À Abidjan, les dirigeants africains et leurs partenaires ont acté une volonté commune : faire des minéraux critiques du continent un pilier de développement économique et social. Lors d’une conférence ministérielle, ils ont exploré des pistes pour maximiser la valeur locale, sécuriser des financements et bâtir des chaînes de valeur régionales adaptées à la demande mondiale croissante.
Cette rencontre, qui a rassemblé des ministres et experts des Mines, de l’Énergie, de l’Industrie et de l’Économie verte, a été l’occasion de redéfinir la place de l’Afrique dans l’économie globale des ressources stratégiques.
Abidjan, cœur d’une nouvelle stratégie minière africaine
Les participants, incluant des représentants de l’Union africaine, de la ZLECAf, de la CEA et de banques régionales, ont partagé un objectif : exploiter pleinement les immenses réserves de minéraux critiques pour un développement durable et inclusif.
Le président de la Banque africaine de développement (BAD), Sidi Ould Tah, a lancé un appel à une refonte radicale de la gestion des ressources naturelles africaines.
Un appel à révolutionner l’exploitation minière en Afrique
« Cette conférence marque un tournant decisif pour le continent.
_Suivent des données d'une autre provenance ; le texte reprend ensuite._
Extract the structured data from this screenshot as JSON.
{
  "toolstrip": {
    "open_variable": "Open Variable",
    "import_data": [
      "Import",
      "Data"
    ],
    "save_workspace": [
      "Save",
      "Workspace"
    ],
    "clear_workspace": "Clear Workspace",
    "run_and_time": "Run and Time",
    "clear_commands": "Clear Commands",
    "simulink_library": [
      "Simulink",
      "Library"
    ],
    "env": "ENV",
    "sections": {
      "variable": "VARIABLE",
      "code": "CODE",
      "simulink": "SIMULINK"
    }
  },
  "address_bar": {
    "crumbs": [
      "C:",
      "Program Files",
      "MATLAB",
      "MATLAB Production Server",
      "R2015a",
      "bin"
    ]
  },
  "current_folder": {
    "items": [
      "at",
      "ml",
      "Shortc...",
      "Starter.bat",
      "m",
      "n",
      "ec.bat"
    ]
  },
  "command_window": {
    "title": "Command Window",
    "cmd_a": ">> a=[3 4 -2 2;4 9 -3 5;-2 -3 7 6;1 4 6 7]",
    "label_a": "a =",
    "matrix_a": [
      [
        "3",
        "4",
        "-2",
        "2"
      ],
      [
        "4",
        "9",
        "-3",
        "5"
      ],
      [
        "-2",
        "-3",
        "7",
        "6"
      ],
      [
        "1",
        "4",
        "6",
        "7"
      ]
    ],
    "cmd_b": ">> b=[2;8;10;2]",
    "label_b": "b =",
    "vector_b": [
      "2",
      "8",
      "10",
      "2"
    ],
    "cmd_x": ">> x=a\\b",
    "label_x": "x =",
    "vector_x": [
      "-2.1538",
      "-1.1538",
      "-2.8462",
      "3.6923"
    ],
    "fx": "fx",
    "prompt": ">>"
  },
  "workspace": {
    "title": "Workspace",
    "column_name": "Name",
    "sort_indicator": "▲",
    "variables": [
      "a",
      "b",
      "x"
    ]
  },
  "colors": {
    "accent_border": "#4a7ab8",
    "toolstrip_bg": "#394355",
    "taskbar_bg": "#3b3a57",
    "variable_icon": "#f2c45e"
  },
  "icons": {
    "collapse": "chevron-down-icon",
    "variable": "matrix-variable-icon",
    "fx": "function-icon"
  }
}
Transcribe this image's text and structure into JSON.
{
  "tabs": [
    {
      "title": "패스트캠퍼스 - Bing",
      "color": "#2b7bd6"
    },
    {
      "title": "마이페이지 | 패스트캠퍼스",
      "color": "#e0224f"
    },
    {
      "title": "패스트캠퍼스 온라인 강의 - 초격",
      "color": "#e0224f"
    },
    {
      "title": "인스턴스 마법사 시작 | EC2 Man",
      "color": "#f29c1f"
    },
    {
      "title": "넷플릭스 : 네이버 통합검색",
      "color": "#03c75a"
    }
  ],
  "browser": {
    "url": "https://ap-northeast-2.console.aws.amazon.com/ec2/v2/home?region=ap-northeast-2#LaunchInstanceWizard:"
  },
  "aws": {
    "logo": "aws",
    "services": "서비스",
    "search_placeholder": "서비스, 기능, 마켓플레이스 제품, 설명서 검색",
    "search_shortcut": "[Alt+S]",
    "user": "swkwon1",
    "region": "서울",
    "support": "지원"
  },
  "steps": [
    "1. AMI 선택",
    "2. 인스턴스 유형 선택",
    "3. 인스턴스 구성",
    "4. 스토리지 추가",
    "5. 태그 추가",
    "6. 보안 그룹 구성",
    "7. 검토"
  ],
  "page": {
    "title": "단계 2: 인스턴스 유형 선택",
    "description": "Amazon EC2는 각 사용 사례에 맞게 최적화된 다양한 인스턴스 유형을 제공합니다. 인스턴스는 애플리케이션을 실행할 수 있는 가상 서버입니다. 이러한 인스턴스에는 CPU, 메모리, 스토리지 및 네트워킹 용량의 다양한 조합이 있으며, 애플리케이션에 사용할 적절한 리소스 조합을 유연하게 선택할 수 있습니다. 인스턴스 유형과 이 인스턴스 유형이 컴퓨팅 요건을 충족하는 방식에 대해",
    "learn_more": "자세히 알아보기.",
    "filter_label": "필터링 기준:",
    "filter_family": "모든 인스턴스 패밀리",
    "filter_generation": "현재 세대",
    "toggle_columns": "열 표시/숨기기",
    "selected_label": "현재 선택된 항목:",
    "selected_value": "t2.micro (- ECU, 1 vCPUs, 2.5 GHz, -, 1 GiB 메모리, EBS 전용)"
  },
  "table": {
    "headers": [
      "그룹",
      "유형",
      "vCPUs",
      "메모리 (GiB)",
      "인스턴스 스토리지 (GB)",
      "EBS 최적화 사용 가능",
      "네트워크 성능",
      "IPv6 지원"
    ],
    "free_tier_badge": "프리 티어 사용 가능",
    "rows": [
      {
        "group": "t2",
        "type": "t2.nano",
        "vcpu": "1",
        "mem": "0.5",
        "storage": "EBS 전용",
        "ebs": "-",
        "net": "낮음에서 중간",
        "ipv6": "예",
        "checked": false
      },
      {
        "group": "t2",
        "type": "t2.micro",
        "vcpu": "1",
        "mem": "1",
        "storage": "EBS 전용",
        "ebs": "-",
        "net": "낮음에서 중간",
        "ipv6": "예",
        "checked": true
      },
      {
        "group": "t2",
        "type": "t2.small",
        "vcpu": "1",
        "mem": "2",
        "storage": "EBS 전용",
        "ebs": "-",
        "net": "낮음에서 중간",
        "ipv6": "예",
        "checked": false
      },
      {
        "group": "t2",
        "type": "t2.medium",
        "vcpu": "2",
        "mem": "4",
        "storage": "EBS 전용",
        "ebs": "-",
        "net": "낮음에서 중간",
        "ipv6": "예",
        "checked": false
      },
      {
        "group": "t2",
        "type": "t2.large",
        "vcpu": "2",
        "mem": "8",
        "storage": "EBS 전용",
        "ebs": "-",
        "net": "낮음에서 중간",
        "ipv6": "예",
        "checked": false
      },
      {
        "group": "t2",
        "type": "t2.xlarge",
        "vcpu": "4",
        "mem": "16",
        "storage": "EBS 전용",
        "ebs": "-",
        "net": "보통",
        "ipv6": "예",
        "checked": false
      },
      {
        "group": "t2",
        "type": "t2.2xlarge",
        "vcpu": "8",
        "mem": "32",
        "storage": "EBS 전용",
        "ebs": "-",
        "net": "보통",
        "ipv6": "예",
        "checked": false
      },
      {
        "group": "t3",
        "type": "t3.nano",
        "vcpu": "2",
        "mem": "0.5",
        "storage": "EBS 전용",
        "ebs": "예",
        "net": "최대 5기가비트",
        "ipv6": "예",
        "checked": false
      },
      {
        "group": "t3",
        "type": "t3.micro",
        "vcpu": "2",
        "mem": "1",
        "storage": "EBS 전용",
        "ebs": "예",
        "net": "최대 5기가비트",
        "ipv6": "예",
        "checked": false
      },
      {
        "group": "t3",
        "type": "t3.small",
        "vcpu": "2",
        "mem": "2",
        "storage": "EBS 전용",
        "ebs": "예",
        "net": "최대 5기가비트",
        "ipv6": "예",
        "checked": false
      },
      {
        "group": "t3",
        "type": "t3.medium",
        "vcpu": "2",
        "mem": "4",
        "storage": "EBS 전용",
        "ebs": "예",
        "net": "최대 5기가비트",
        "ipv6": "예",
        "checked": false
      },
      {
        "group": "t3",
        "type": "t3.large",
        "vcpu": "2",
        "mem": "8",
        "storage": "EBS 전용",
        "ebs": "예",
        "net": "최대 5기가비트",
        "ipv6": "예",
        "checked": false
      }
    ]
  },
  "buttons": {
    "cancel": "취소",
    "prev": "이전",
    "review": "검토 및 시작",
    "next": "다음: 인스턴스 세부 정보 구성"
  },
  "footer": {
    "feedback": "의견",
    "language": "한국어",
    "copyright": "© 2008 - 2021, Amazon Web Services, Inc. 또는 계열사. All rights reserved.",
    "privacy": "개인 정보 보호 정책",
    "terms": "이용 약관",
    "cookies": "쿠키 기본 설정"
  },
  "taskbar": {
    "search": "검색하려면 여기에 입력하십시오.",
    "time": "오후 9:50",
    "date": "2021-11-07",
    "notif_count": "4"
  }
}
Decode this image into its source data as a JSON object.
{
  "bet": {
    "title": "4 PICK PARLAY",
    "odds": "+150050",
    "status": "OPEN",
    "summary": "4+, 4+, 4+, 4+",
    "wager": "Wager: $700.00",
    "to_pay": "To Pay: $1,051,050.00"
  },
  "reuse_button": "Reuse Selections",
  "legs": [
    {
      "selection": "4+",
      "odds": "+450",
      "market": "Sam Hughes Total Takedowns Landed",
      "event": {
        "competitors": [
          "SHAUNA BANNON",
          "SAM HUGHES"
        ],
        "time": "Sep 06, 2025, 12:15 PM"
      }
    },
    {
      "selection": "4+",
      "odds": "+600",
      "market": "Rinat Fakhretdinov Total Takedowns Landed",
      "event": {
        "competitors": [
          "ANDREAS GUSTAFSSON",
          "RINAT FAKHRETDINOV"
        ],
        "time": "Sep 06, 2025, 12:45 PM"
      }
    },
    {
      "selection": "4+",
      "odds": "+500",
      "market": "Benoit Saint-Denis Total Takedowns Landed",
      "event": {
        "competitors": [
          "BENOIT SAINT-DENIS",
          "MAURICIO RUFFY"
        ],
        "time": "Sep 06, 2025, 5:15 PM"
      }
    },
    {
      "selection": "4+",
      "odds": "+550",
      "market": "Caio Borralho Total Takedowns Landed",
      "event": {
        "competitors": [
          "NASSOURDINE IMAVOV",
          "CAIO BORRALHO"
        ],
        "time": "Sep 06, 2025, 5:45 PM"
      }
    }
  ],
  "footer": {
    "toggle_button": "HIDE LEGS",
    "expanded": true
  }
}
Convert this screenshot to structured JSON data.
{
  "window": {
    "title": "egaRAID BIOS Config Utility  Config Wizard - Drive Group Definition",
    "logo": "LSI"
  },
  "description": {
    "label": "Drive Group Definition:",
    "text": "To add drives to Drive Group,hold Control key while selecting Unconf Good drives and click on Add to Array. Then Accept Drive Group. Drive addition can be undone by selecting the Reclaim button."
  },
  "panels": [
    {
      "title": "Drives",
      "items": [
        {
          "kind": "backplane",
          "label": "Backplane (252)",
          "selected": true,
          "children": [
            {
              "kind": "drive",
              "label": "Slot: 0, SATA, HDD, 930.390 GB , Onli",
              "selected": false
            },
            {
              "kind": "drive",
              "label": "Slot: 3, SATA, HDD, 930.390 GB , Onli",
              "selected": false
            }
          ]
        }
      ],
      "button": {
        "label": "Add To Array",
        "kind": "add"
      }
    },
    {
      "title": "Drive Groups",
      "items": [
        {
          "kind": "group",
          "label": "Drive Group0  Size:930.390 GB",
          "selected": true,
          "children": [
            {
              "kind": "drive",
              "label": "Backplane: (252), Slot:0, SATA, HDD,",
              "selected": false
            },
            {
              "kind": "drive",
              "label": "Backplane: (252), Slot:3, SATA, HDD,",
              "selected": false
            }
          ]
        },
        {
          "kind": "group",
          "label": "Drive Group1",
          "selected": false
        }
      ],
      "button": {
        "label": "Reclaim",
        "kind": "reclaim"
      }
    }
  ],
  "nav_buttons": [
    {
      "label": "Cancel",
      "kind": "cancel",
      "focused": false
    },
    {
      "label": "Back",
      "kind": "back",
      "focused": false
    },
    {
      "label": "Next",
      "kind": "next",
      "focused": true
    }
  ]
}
L’enjeu est de transformer nos ressources en richesses tangibles au service de nos populations », a-t-il déclaré lors de l’ouverture.
Il a souligné l’urgence de privilégier la transformation locale des matières premières pour générer plus de valeur ajoutée. « L’Afrique compte plus de 100 institutions de financement du développement, mais leur impact reste marginal, avec seulement 1 % du bilan mondial des IFD. Il est impératif de les renforcer et de les recapitaliser », a-t-il insisté.
Pour lui, le développement d’infrastructures robustes et la création d’industries locales sont essentiels pour tirer profit des ressources minières africaines.
La Côte d’Ivoire mise sur son potentiel minier
Le ministre ivoirien des Mines, du Pétrole et de l’Énergie, Mamadou Sangafowa-Coulibaly, a défendu l’idée d’une solidarité continentale renforcée.
« Aucun pays ne peut réussir seul. Les chaînes de valeur régionales sont la clé pour transformer nos ressources en prospérité partagée », a-t-il affirmé.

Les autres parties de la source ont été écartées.